We have had occasion heretofore to observe that the granting or withholding of a preliminary injunction rests largely within the sound discretion of the trial court, and its interlocutory order will not be set aside on an appeal, unless that court has erred in applying the legal principles which should have guided it in the consideration of the case as it appeared to the trial judge. When a bill is presented asserting claims involving grave questions of law and disputed issues of fact, which the court must decide before rendering a final decree, it is within the sound judicial discretion of the trial court to preserve the existing status until the case is finally decided, whenever that course is necessary to fully protect the plaintiff, or to sustain the jurisdiction of the court. Especially is this true in cases where the defendant can be fully protected against any loss by the court’s requiring of the plaintiff a proper and adequate bond. Kerr v. City of New Orleans, 126 Fed. 920, 61 C. C. A. 450; Massie v. Buck, 128 Fed. 27, 62 C. C. A. 535.

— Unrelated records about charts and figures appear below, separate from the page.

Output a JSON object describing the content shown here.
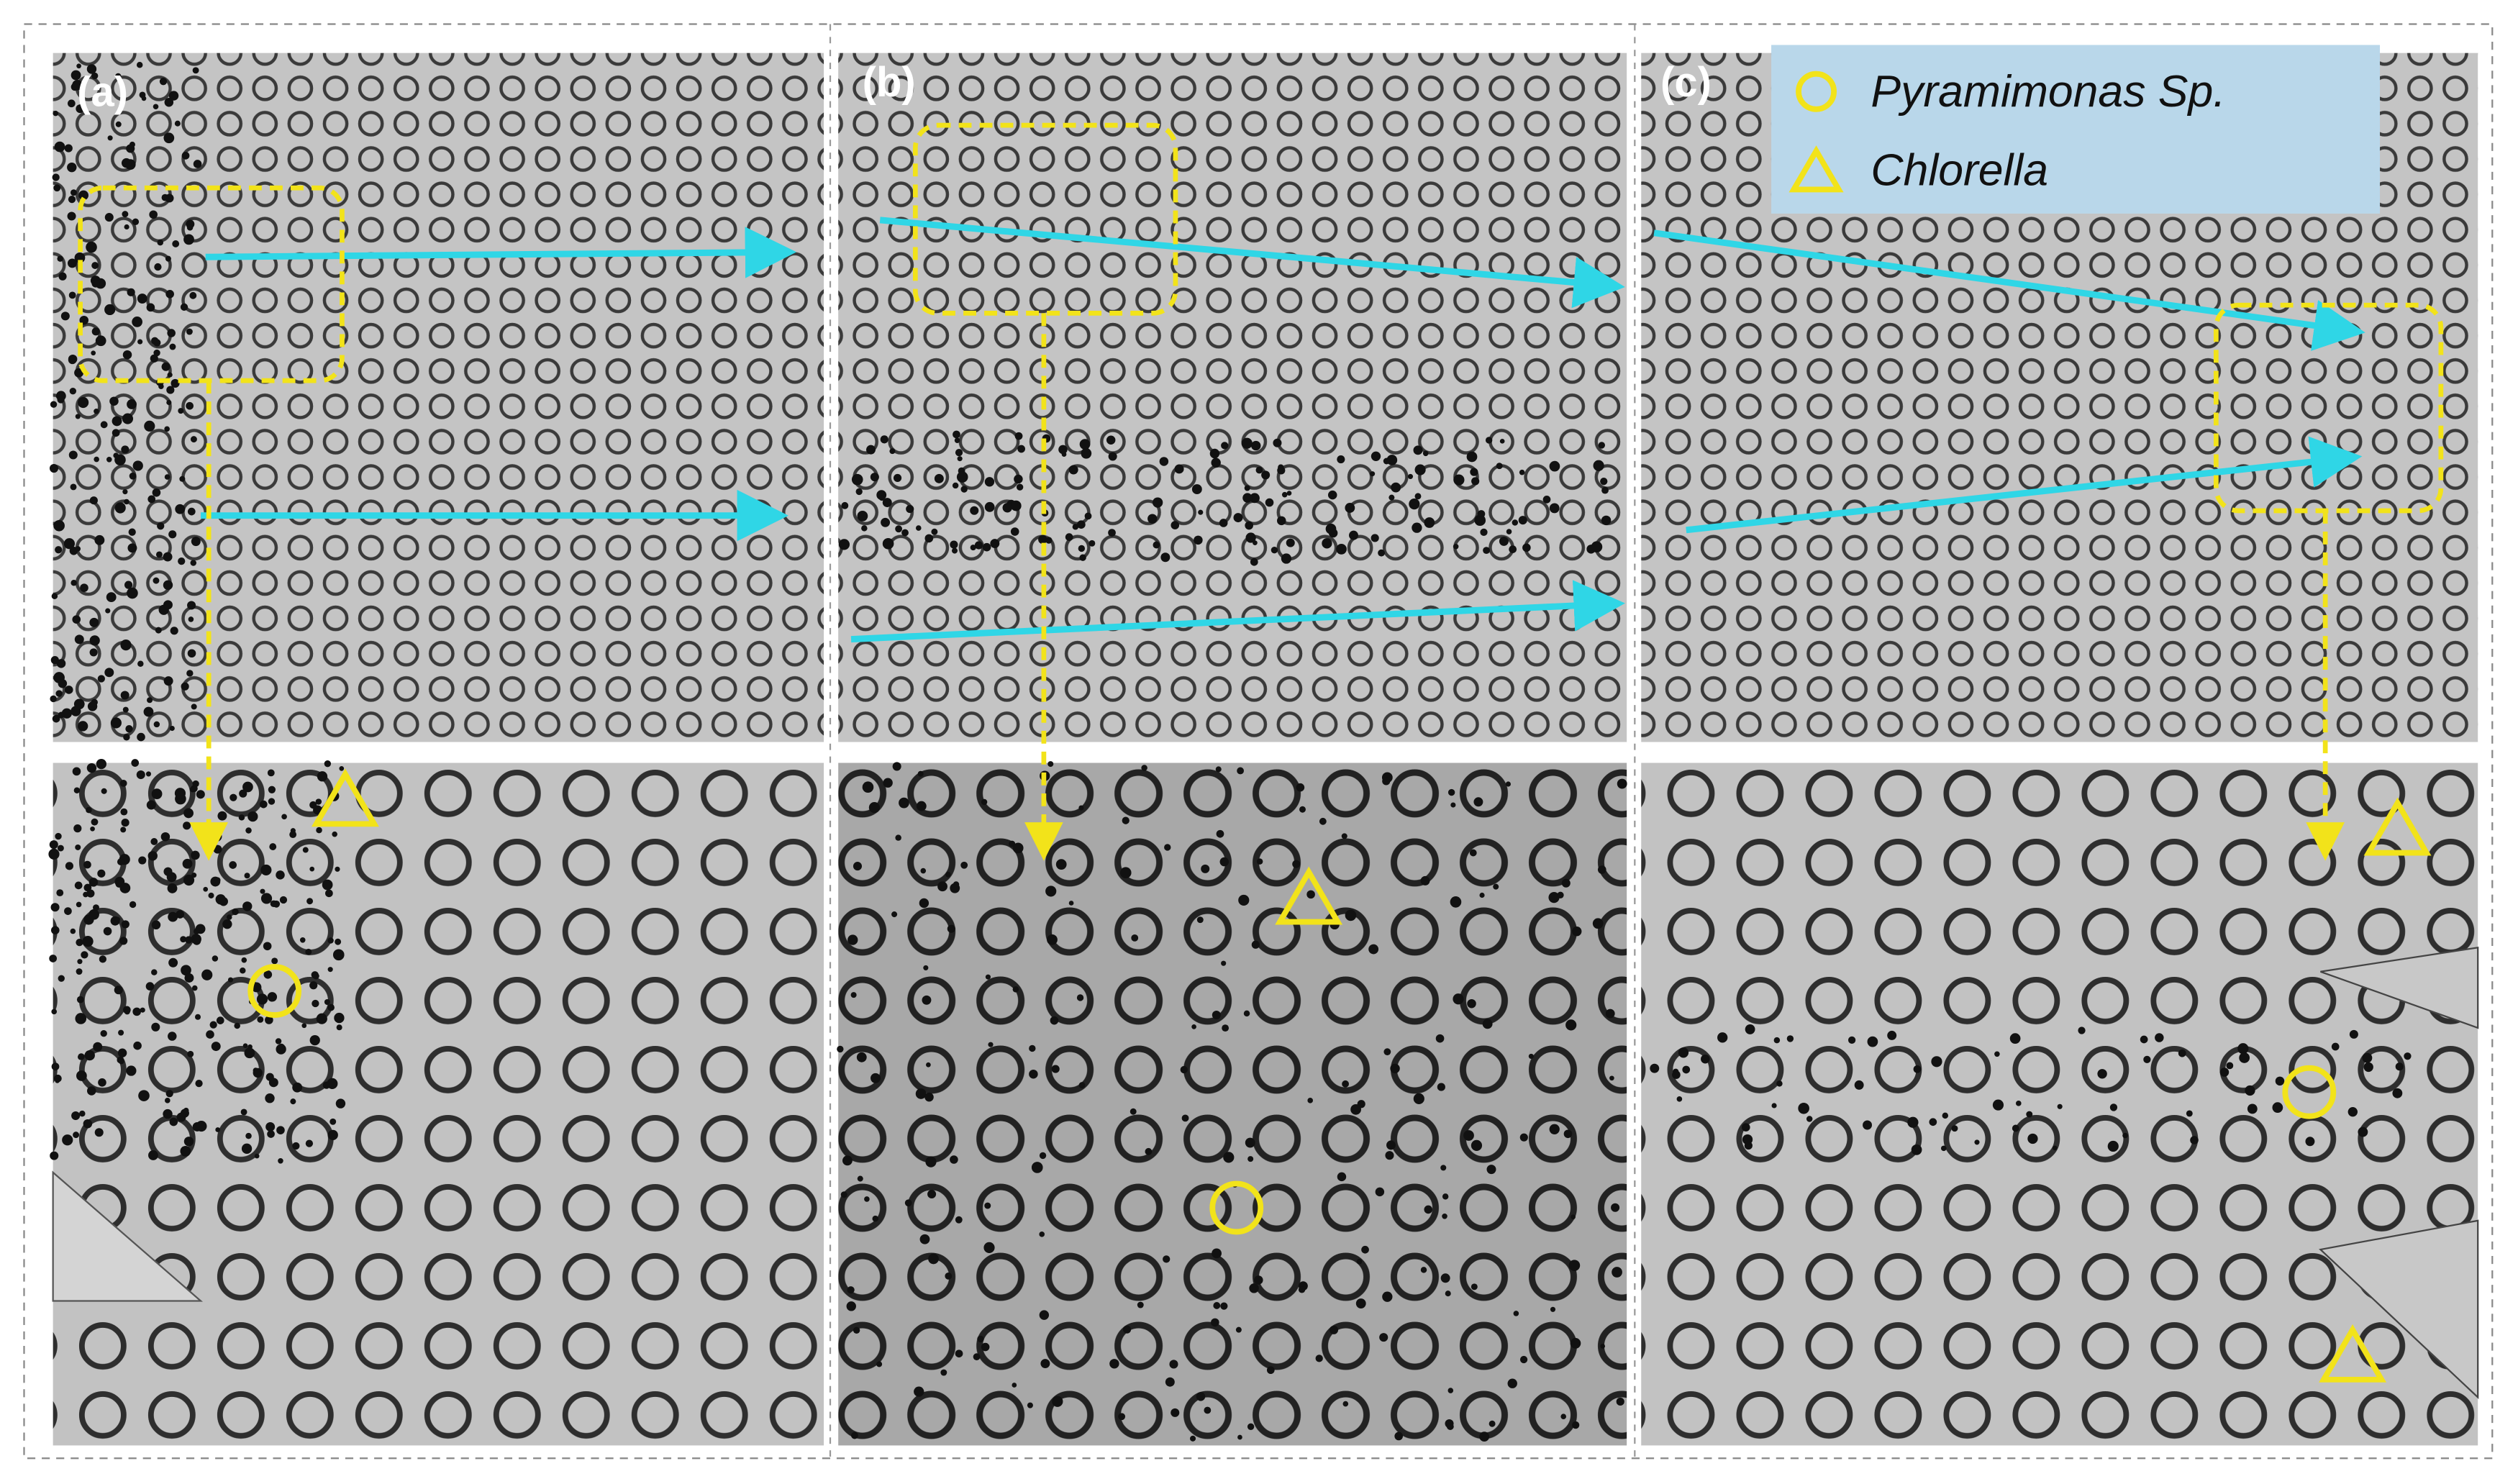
{
  "panels": [
    {
      "label": "(a)"
    },
    {
      "label": "(b)"
    },
    {
      "label": "(c)"
    }
  ],
  "legend": {
    "items": [
      {
        "label": "Pyramimonas Sp."
      },
      {
        "label": "Chlorella"
      }
    ]
  }
}
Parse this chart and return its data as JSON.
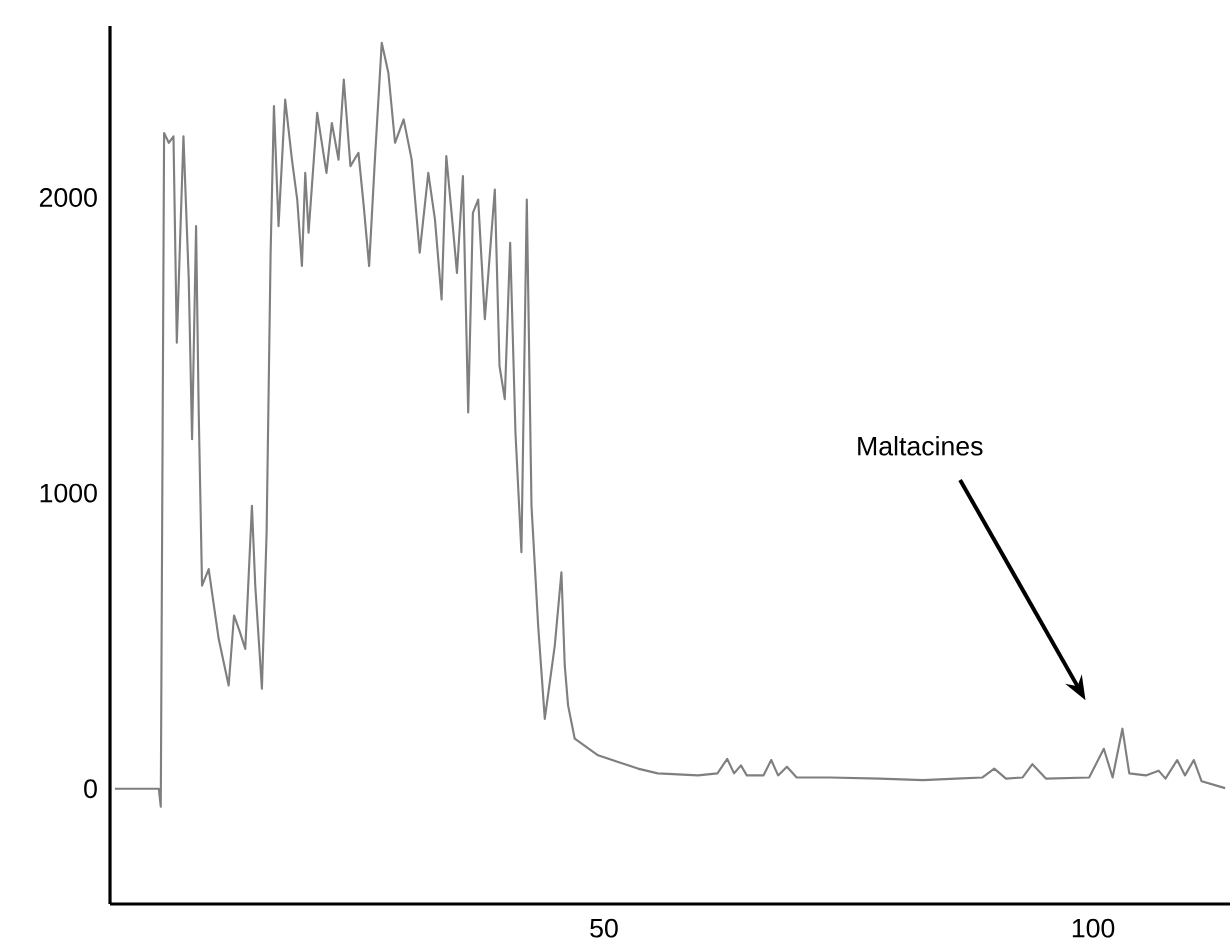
{
  "chart_data": {
    "type": "line",
    "xlim": [
      -0.5,
      114
    ],
    "ylim": [
      -390,
      2580
    ],
    "xticks": [
      50,
      100
    ],
    "yticks": [
      0,
      1000,
      2000
    ],
    "marker": "none",
    "line_style": "solid",
    "annotations": [
      "Maltacines"
    ],
    "series": [
      {
        "color": "#7f7f7f",
        "x": [
          0,
          4.49,
          4.69,
          5.03,
          5.51,
          5.99,
          6.33,
          7.01,
          7.55,
          7.89,
          8.3,
          8.57,
          8.91,
          9.59,
          10.07,
          10.61,
          11.63,
          12.18,
          12.79,
          13.33,
          14.01,
          14.35,
          15.03,
          15.51,
          15.92,
          16.26,
          16.73,
          17.41,
          18.1,
          18.64,
          19.12,
          19.46,
          19.8,
          20.68,
          21.63,
          22.18,
          22.86,
          23.4,
          24.08,
          24.9,
          25.44,
          25.99,
          26.6,
          27.28,
          27.96,
          28.64,
          29.52,
          30.34,
          31.16,
          32.04,
          32.72,
          33.4,
          33.88,
          34.42,
          34.97,
          35.58,
          36.12,
          36.6,
          37.14,
          37.82,
          38.84,
          39.32,
          39.86,
          40.41,
          40.95,
          41.56,
          42.11,
          42.59,
          43.27,
          43.95,
          44.97,
          45.65,
          45.99,
          46.33,
          47.01,
          49.39,
          53.47,
          55.5,
          59.6,
          61.6,
          62.6,
          63.3,
          64.0,
          64.6,
          66.3,
          67.1,
          67.8,
          68.7,
          69.7,
          73.1,
          78.2,
          82.6,
          86.0,
          88.7,
          89.9,
          91.1,
          92.8,
          93.8,
          95.2,
          99.6,
          101.1,
          102.0,
          103.0,
          103.7,
          105.4,
          106.7,
          107.4,
          108.6,
          109.4,
          110.3,
          111.1,
          113.5
        ],
        "values": [
          0,
          0,
          -61,
          2218,
          2185,
          2207,
          1509,
          2207,
          1723,
          1182,
          1903,
          1273,
          687,
          743,
          631,
          507,
          349,
          586,
          529,
          473,
          957,
          687,
          338,
          867,
          1813,
          2309,
          1903,
          2331,
          2128,
          1993,
          1768,
          2083,
          1881,
          2286,
          2083,
          2252,
          2128,
          2399,
          2106,
          2151,
          1971,
          1768,
          2140,
          2523,
          2421,
          2185,
          2264,
          2128,
          1813,
          2083,
          1926,
          1655,
          2140,
          1948,
          1745,
          2072,
          1273,
          1948,
          1993,
          1588,
          2027,
          1430,
          1318,
          1847,
          1205,
          800,
          1993,
          957,
          552,
          236,
          484,
          732,
          417,
          282,
          169,
          113,
          68,
          52,
          45,
          52,
          101,
          52,
          79,
          45,
          45,
          97,
          45,
          74,
          38,
          38,
          34,
          29,
          34,
          38,
          68,
          34,
          38,
          83,
          34,
          38,
          135,
          38,
          203,
          52,
          45,
          61,
          34,
          97,
          45,
          97,
          25,
          2
        ]
      }
    ]
  }
}
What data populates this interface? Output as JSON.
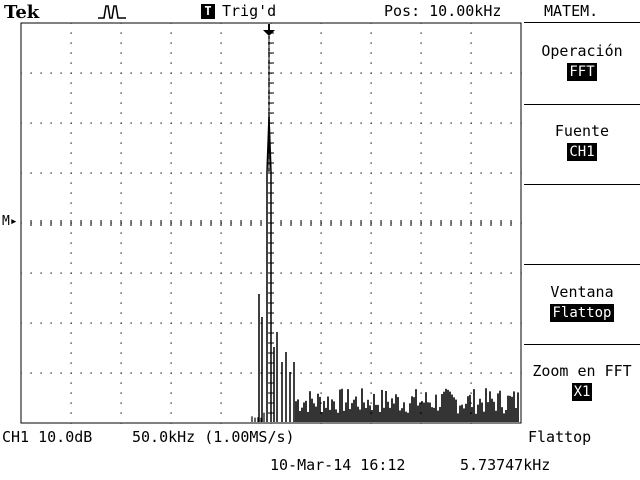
{
  "header": {
    "brand": "Tek",
    "trigger_badge": "T",
    "trigger_status": "Trig'd",
    "position": "Pos: 10.00kHz"
  },
  "menu": {
    "title": "MATEM.",
    "items": [
      {
        "label": "Operación",
        "value": "FFT"
      },
      {
        "label": "Fuente",
        "value": "CH1"
      },
      {
        "label": "",
        "value": ""
      },
      {
        "label": "Ventana",
        "value": "Flattop"
      },
      {
        "label": "Zoom en FFT",
        "value": "X1"
      }
    ]
  },
  "screen": {
    "marker": "M▸"
  },
  "footer": {
    "channel_scale": "CH1 10.0dB",
    "freq_scale": "50.0kHz (1.00MS/s)",
    "window": "Flattop",
    "datetime": "10-Mar-14 16:12",
    "frequency": "5.73747kHz"
  },
  "chart_data": {
    "type": "line",
    "title": "",
    "xlabel": "",
    "ylabel": "",
    "grid": true,
    "peak_frequency": "5.73747kHz",
    "description_units": "divisions",
    "xlim": [
      0,
      10
    ],
    "ylim": [
      0,
      8
    ]
  },
  "colors": {
    "background": "#ffffff",
    "trace": "#000000",
    "grid": "#000000"
  }
}
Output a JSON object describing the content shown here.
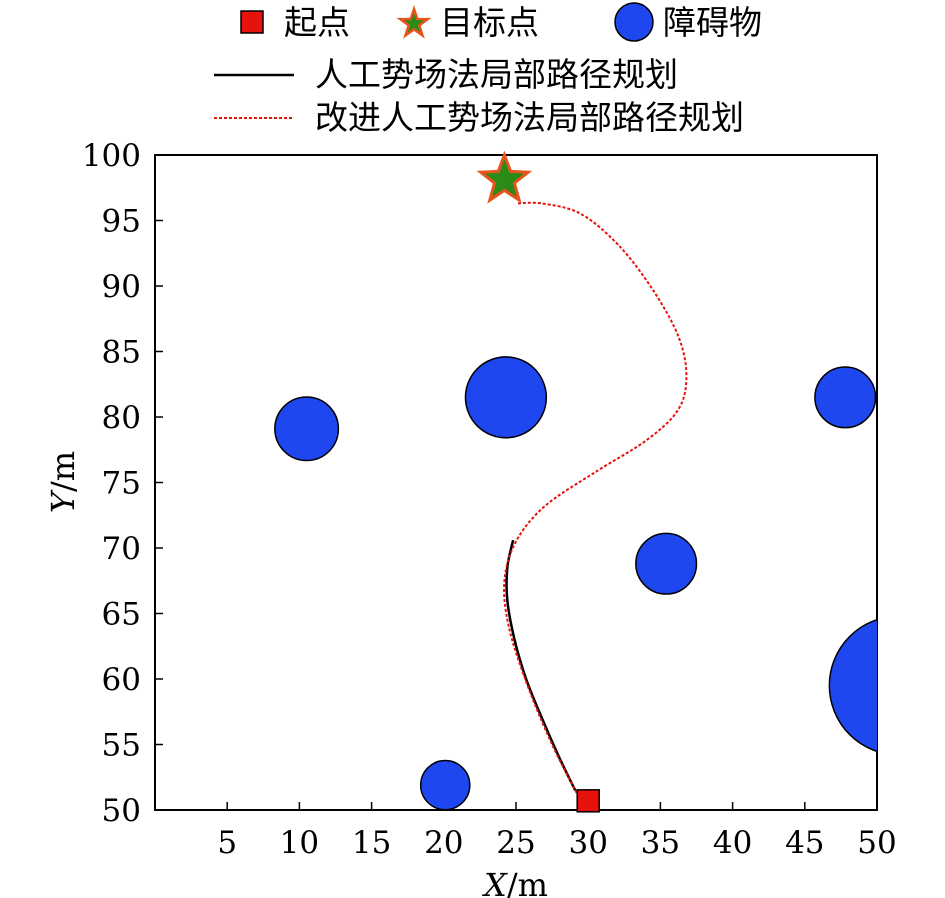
{
  "chart_data": {
    "type": "scatter",
    "xlabel": {
      "var": "X",
      "unit": "/m"
    },
    "ylabel": {
      "var": "Y",
      "unit": "/m"
    },
    "xlim": [
      0,
      50
    ],
    "ylim": [
      50,
      100
    ],
    "x_ticks": [
      5,
      10,
      15,
      20,
      25,
      30,
      35,
      40,
      45,
      50
    ],
    "y_ticks": [
      50,
      55,
      60,
      65,
      70,
      75,
      80,
      85,
      90,
      95,
      100
    ],
    "grid": false,
    "legend": {
      "placement": "top",
      "start_label": "起点",
      "goal_label": "目标点",
      "obstacle_label": "障碍物",
      "apf_label": "人工势场法局部路径规划",
      "improved_label": "改进人工势场法局部路径规划"
    },
    "start": {
      "x": 30,
      "y": 50.7
    },
    "goal": {
      "x": 24.2,
      "y": 98.1
    },
    "obstacles": [
      {
        "x": 10.5,
        "y": 79.1,
        "r": 2.2
      },
      {
        "x": 24.3,
        "y": 81.5,
        "r": 2.8
      },
      {
        "x": 47.8,
        "y": 81.5,
        "r": 2.1
      },
      {
        "x": 35.4,
        "y": 68.8,
        "r": 2.1
      },
      {
        "x": 20.1,
        "y": 51.9,
        "r": 1.7
      },
      {
        "x": 51.5,
        "y": 59.5,
        "r": 4.8
      }
    ],
    "series": [
      {
        "name": "人工势场法局部路径规划",
        "color": "#000000",
        "style": "solid",
        "points": [
          [
            29.1,
            51.5
          ],
          [
            28.0,
            54.0
          ],
          [
            26.8,
            57.0
          ],
          [
            25.7,
            60.0
          ],
          [
            24.9,
            63.0
          ],
          [
            24.4,
            66.0
          ],
          [
            24.4,
            68.5
          ],
          [
            24.8,
            70.6
          ]
        ]
      },
      {
        "name": "改进人工势场法局部路径规划",
        "color": "#e8120c",
        "style": "dotted",
        "points": [
          [
            29.2,
            51.3
          ],
          [
            27.5,
            55.0
          ],
          [
            25.8,
            59.5
          ],
          [
            24.5,
            64.0
          ],
          [
            24.2,
            67.5
          ],
          [
            25.0,
            70.5
          ],
          [
            27.0,
            73.2
          ],
          [
            30.5,
            75.8
          ],
          [
            34.0,
            78.2
          ],
          [
            36.2,
            80.5
          ],
          [
            36.8,
            83.0
          ],
          [
            36.3,
            86.0
          ],
          [
            34.6,
            89.5
          ],
          [
            32.2,
            93.0
          ],
          [
            29.5,
            95.5
          ],
          [
            26.8,
            96.3
          ],
          [
            25.0,
            96.3
          ]
        ]
      }
    ]
  },
  "colors": {
    "obstacle_fill": "#1e47ef",
    "start_fill": "#e8120c",
    "goal_fill": "#2c8a16",
    "goal_stroke": "#e8531e"
  }
}
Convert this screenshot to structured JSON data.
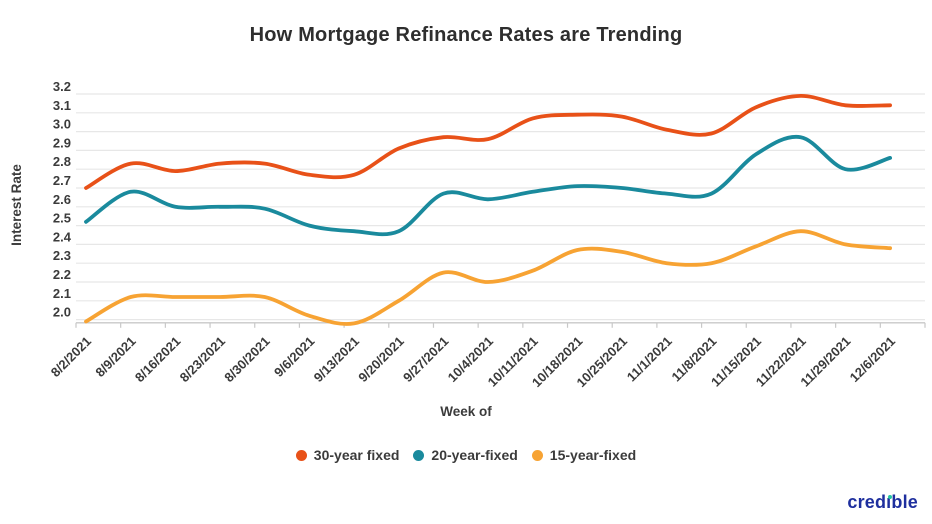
{
  "chart_data": {
    "type": "line",
    "title": "How Mortgage Refinance Rates are Trending",
    "xlabel": "Week of",
    "ylabel": "Interest Rate",
    "ylim": [
      2.0,
      3.2
    ],
    "ytick_step": 0.1,
    "grid": true,
    "legend_position": "bottom",
    "categories": [
      "8/2/2021",
      "8/9/2021",
      "8/16/2021",
      "8/23/2021",
      "8/30/2021",
      "9/6/2021",
      "9/13/2021",
      "9/20/2021",
      "9/27/2021",
      "10/4/2021",
      "10/11/2021",
      "10/18/2021",
      "10/25/2021",
      "11/1/2021",
      "11/8/2021",
      "11/15/2021",
      "11/22/2021",
      "11/29/2021",
      "12/6/2021"
    ],
    "series": [
      {
        "name": "30-year fixed",
        "color": "#e85118",
        "values": [
          2.7,
          2.83,
          2.79,
          2.83,
          2.83,
          2.77,
          2.77,
          2.91,
          2.97,
          2.96,
          3.07,
          3.09,
          3.08,
          3.01,
          2.99,
          3.13,
          3.19,
          3.14,
          3.14
        ]
      },
      {
        "name": "20-year-fixed",
        "color": "#1a8a9d",
        "values": [
          2.52,
          2.68,
          2.6,
          2.6,
          2.59,
          2.5,
          2.47,
          2.47,
          2.67,
          2.64,
          2.68,
          2.71,
          2.7,
          2.67,
          2.67,
          2.88,
          2.97,
          2.8,
          2.86
        ]
      },
      {
        "name": "15-year-fixed",
        "color": "#f7a333",
        "values": [
          1.99,
          2.12,
          2.12,
          2.12,
          2.12,
          2.02,
          1.98,
          2.1,
          2.25,
          2.2,
          2.26,
          2.37,
          2.36,
          2.3,
          2.3,
          2.39,
          2.47,
          2.4,
          2.38
        ]
      }
    ],
    "colors": {
      "gridline": "#e7e7e7",
      "axis_line": "#c8c8c8",
      "tick_label": "#3b3b3b",
      "title": "#2e2e2e"
    }
  },
  "branding": {
    "logo_text": "credıble",
    "logo_color": "#1e2f9e",
    "logo_dot_color": "#25c6a2"
  }
}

The case as made by the bill, and the interlocutory decree from which the appeal is taken, is not a suit or judgment against the state of Louisiana, within the meaning of the eleventh amendment to the Constitution. Smyth v. Ames, supra; Prout v. Starr, 188 U. S. 544, 23 Sup. Ct. 398, 47 L. Ed. 584. An injunction to sustain the jurisdiction of a court already rightfully acquired and held-is not forbidden by section 720 of the United States Statutes [U. S. Comp. St. 1901, p. 581], This is so well settled as to have become elementary.
We find no error in the action of the judge of the Circuit Court for which the decree appealed from should be set aside. It is therefore affirmed.